Disclosure and Misleading Conduct – Where Most Disputes Arise
- 18 Jun 2026
- Corporate and Commercial Law Commercial Disputes
The most significant litigation risk in business sales continues to be inadequate disclosure.
We frequently act in matters where a vendor has failed to disclose a material issue—sometimes inadvertently, but with serious consequences. This often involves licensing restrictions, regulatory non-compliance, or overstated financial performance.
The Courts have made it clear that silence can be misleading where it creates a false impression. In Collins Marrickville Pty Ltd v Henjo Investments Pty Ltd (1987) 39 FCR 546, a restaurant was represented as seating 128 patrons when it was only licensed for 84. The vendor's failure to disclose this fact was held to be misleading, as it directly affected goodwill and profitability.
Similarly, in GA Nominees Pty Ltd v Barden Motors Pty Ltd (1997) 42 NSWLR 699, a vendor deliberately concealed zoning and licensing restrictions in responses to requisitions. The Court found fraudulent misrepresentation, demonstrating that incomplete or misleading answers during due diligence can expose vendors to significant liability.
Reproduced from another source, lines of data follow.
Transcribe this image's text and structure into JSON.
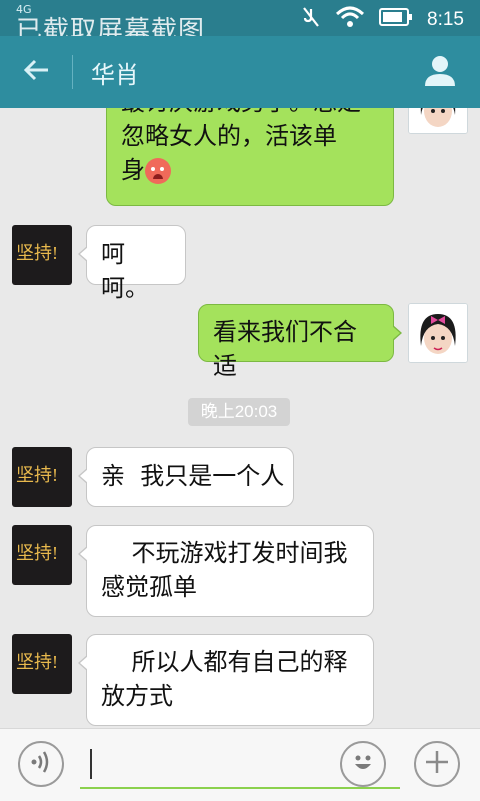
{
  "status_bar": {
    "network": "4G",
    "time": "8:15",
    "toast": "已截取屏幕截图"
  },
  "title_bar": {
    "contact_name": "华肖"
  },
  "avatar_left_text": "坚持!",
  "messages": [
    {
      "side": "out",
      "text_lines": [
        "最讨厌游戏男了。总是",
        "忽略女人的，活该单",
        "身"
      ]
    },
    {
      "side": "in",
      "text": "呵呵。"
    },
    {
      "side": "out",
      "text": "看来我们不合适"
    },
    {
      "side": "in",
      "text": "亲  我只是一个人"
    },
    {
      "side": "in",
      "text_lines": [
        "    不玩游戏打发时间我",
        "感觉孤单"
      ]
    },
    {
      "side": "in",
      "text_lines": [
        "    所以人都有自己的释",
        "放方式"
      ]
    }
  ],
  "timestamp": "晚上20:03",
  "colors": {
    "titlebar": "#2e8d9f",
    "statusbar": "#2a7e8e",
    "bubble_out": "#a4e25c",
    "bubble_in": "#ffffff"
  }
}
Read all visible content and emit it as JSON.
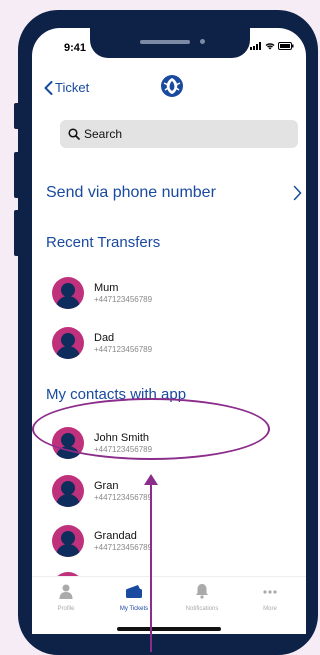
{
  "status": {
    "time": "9:41"
  },
  "nav": {
    "back_label": "Ticket"
  },
  "search": {
    "label": "Search"
  },
  "send_phone": {
    "label": "Send via phone number"
  },
  "recent": {
    "title": "Recent Transfers",
    "items": [
      {
        "name": "Mum",
        "phone": "+447123456789"
      },
      {
        "name": "Dad",
        "phone": "+447123456789"
      }
    ]
  },
  "contacts": {
    "title": "My contacts with app",
    "items": [
      {
        "name": "John Smith",
        "phone": "+447123456789"
      },
      {
        "name": "Gran",
        "phone": "+447123456789"
      },
      {
        "name": "Grandad",
        "phone": "+447123456789"
      }
    ]
  },
  "tabs": [
    {
      "label": "Profile",
      "icon": "profile-icon"
    },
    {
      "label": "My Tickets",
      "icon": "tickets-icon"
    },
    {
      "label": "Notifications",
      "icon": "bell-icon"
    },
    {
      "label": "More",
      "icon": "more-icon"
    }
  ],
  "colors": {
    "accent": "#1a4aa0",
    "avatar": "#c0317c",
    "annotation": "#8b2d8b",
    "frame": "#0e2146"
  }
}
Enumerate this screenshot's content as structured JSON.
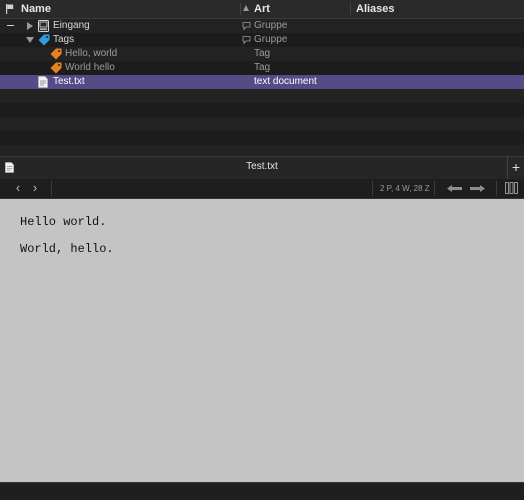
{
  "columns": {
    "name": "Name",
    "art": "Art",
    "aliases": "Aliases"
  },
  "rows": [
    {
      "name": "Eingang",
      "kind": "Gruppe",
      "icon": "inbox-icon"
    },
    {
      "name": "Tags",
      "kind": "Gruppe",
      "icon": "tag-icon"
    },
    {
      "name": "Hello, world",
      "kind": "Tag",
      "icon": "tag-icon"
    },
    {
      "name": "World hello",
      "kind": "Tag",
      "icon": "tag-icon"
    },
    {
      "name": "Test.txt",
      "kind": "text document",
      "icon": "text-file-icon"
    }
  ],
  "tab": {
    "title": "Test.txt",
    "add_label": "+"
  },
  "toolbar": {
    "back": "‹",
    "forward": "›",
    "stats": "2 P, 4 W, 28 Z"
  },
  "document": {
    "lines": [
      "Hello world.",
      "World, hello."
    ]
  },
  "colors": {
    "selection": "#544c86",
    "tag_outer": "#e8821e",
    "tag_blue": "#2f9ddc",
    "editor_bg": "#c4c4c4"
  }
}
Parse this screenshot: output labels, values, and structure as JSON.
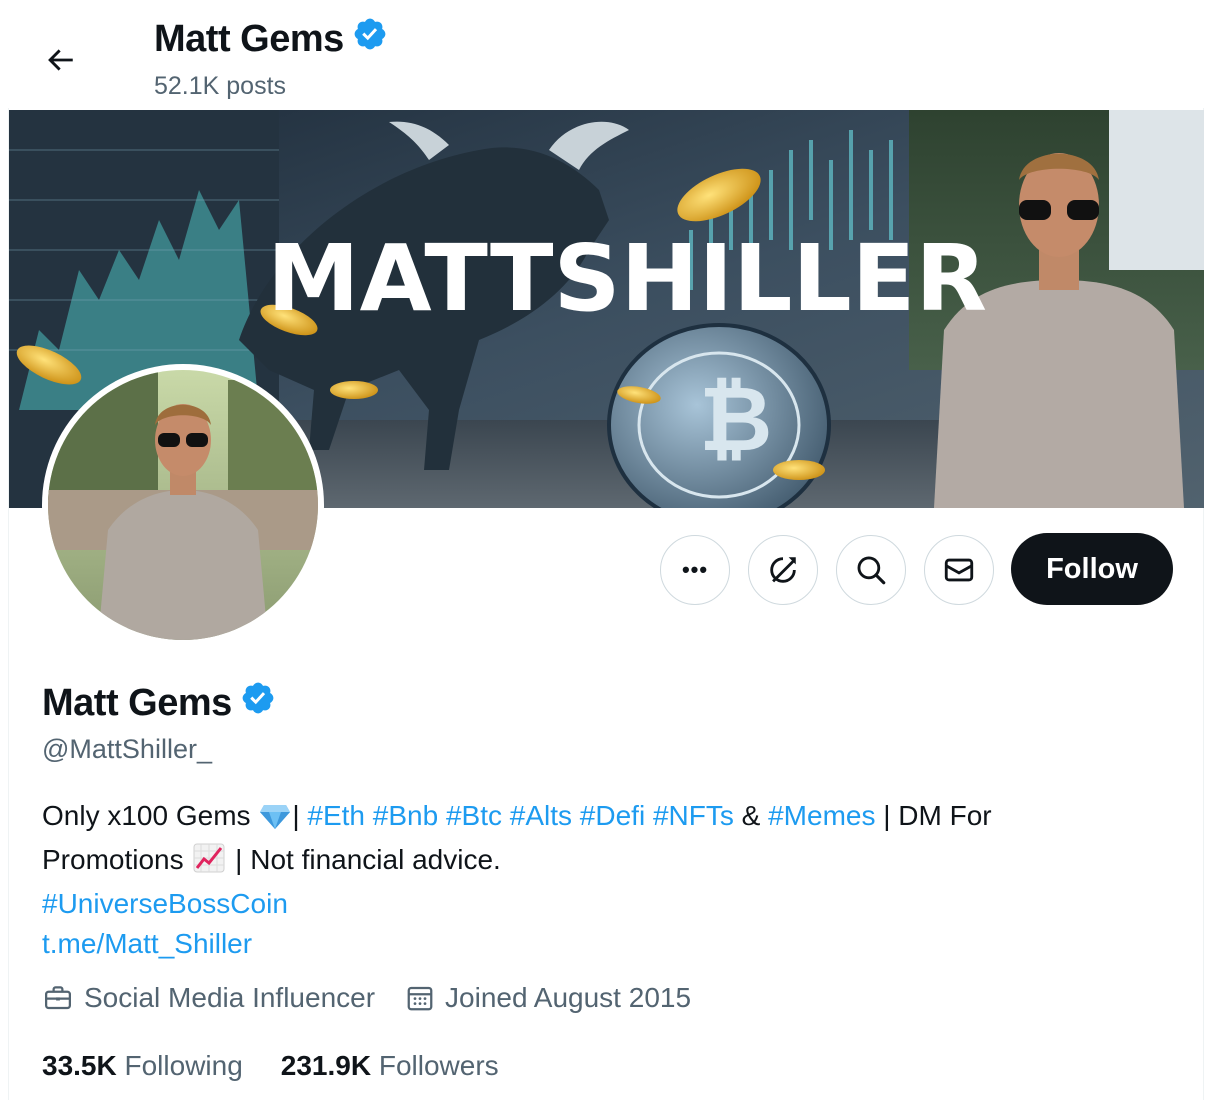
{
  "header": {
    "name": "Matt Gems",
    "posts": "52.1K posts"
  },
  "banner": {
    "text": "MATTSHILLER"
  },
  "actions": {
    "more_label": "•••",
    "follow_label": "Follow"
  },
  "profile": {
    "name": "Matt Gems",
    "handle": "@MattShiller_",
    "bio": {
      "line1_prefix": "Only x100 Gems ",
      "line1_sep1": "| ",
      "hashtags": [
        "#Eth",
        "#Bnb",
        "#Btc",
        "#Alts",
        "#Defi",
        "#NFTs"
      ],
      "amp": " & ",
      "memes": "#Memes",
      "line1_suffix": " | DM For",
      "line2_prefix": "Promotions ",
      "line2_suffix": " | Not financial advice.",
      "line3": "#UniverseBossCoin",
      "line4": "t.me/Matt_Shiller"
    },
    "category": "Social Media Influencer",
    "joined": "Joined August 2015",
    "following_count": "33.5K",
    "following_label": "Following",
    "followers_count": "231.9K",
    "followers_label": "Followers"
  },
  "colors": {
    "accent": "#1d9bf0",
    "text": "#0f1419",
    "secondary": "#536471",
    "verified": "#1d9bf0"
  }
}
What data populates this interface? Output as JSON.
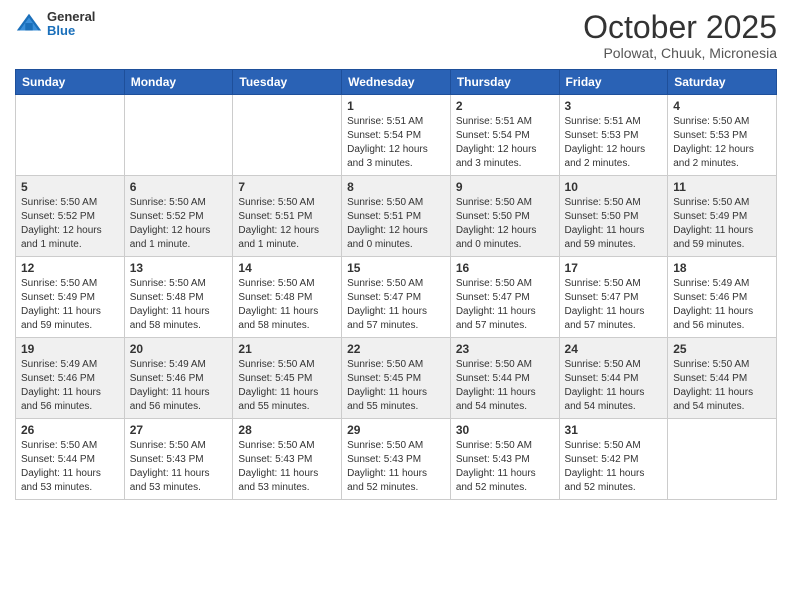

More recently, in Badger v John Kagelaris Pty Ltd [2019], the Court went further and imposed personal liability on individuals behind the vendor entities. The purchaser had relied on inflated customer numbers and profit figures; in reality, nearly half of the customers were inactive. The buyer recovered substantial damages, underscoring that the "corporate veil" will not always shield those involved.
For business clients, the message is practical. Vendors must ensure full and accurate disclosure. Purchasers must conduct rigorous due diligence. With the right legal guidance, these risks can be identified and managed before they become disputes.